とりわけスターク氏が懸念を示したのは、暗号資産インフラが伝統金融に深く組み込まれつつある点だ。量子攻撃に弱いブロックチェーン基盤が、現物ETFや銀行によるカストディ、ステーブルコイン関連法制の整備と並行して、既存の金融インフラへ浸透しつつあると指摘した。
一方で同氏は、現在の状況はY2K(2000年問題)当時とは異なるとも強調した。当時、大きな混乱を回避できたのは偶然ではなく、強力な規制執行があったためだという。SECは1998年と1999年、登録機関、特に証券会社や清算会社、全国証券取引所に対し、Y2K関連の情報開示と是正措置を厳格に求めたとしている。
これに対しスターク氏は、現在のSECは量子コンピュータのリスクに十分対応していないと批判した。SEC委員長のアトキンス氏については、就任前にToken Allianceや暗号資産企業への助言活動を通じ、業界寄りの立場にあったと指摘した。

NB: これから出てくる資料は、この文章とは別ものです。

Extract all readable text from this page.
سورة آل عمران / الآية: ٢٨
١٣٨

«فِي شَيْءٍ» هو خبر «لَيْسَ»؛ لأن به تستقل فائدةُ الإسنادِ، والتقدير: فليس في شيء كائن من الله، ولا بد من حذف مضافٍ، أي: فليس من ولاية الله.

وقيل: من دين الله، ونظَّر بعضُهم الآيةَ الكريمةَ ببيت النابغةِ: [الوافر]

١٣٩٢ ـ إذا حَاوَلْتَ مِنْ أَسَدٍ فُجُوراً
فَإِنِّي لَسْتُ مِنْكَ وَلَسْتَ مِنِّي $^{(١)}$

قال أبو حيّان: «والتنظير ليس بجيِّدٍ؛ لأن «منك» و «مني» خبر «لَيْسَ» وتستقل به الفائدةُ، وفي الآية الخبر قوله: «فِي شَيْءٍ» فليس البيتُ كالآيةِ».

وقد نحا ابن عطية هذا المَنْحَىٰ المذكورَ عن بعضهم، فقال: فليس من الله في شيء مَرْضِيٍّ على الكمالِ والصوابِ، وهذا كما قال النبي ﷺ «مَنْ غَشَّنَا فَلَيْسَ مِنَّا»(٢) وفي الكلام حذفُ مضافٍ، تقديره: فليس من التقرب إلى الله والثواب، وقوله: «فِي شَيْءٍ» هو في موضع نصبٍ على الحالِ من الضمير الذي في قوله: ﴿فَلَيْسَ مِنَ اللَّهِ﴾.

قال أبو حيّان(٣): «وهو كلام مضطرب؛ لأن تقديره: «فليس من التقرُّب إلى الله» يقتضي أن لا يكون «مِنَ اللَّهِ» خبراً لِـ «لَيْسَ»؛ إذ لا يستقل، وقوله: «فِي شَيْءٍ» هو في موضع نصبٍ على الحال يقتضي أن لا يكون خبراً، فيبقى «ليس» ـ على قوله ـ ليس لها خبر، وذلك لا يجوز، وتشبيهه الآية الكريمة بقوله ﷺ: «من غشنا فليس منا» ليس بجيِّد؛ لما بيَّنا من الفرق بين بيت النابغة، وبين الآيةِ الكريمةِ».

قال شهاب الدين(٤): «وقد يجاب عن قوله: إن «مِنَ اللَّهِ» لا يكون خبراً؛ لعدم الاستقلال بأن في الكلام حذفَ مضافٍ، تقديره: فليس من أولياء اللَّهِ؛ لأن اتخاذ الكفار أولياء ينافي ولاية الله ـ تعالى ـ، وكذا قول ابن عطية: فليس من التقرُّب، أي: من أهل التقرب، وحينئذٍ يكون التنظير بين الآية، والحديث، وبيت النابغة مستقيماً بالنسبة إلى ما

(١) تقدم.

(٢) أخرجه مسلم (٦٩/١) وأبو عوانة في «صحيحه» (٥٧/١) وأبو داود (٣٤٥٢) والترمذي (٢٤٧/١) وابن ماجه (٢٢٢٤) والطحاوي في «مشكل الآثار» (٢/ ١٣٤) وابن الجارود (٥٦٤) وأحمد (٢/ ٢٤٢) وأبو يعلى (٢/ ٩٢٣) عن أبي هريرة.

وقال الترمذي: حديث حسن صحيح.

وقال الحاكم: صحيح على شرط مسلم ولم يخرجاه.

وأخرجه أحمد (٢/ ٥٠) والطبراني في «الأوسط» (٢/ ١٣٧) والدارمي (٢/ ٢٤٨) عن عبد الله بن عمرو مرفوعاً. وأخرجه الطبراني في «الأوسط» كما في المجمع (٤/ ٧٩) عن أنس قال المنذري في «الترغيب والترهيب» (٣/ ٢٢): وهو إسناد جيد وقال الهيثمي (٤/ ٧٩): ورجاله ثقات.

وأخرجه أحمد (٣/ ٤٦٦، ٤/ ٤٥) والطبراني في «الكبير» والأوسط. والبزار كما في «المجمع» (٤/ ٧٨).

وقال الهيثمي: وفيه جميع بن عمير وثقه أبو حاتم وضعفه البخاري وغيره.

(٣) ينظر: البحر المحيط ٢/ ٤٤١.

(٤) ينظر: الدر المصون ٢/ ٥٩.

暗号資産業界の内外では、量子リスクを巡る議論が続いている。先週には、D-Waveのアラン・バラッツCEOが、十分に発達した量子コンピュータはいずれビットコインのマイニングに使われるハードウェアを上回るとの見方を示した。
もっとも、業界側も手を打ち始めている。Galaxy Digitalは7月21日、ビットコインの量子耐性に向けた準備イニシアチブを開始した。Blockstreamも7月27日、Bitcoin Research Consortiumの最初の主要研究課題として量子セキュリティを掲げた。
その一方で、JAN3のサムソン・モウCEOは、ポスト量子署名方式の導入を急ぐべきではないと警告している。成熟していない暗号方式を採用すれば、人工知能を用いた補助的な攻撃に対して、かえってビットコインをさらなるリスクにさらす恐れがあるためだ。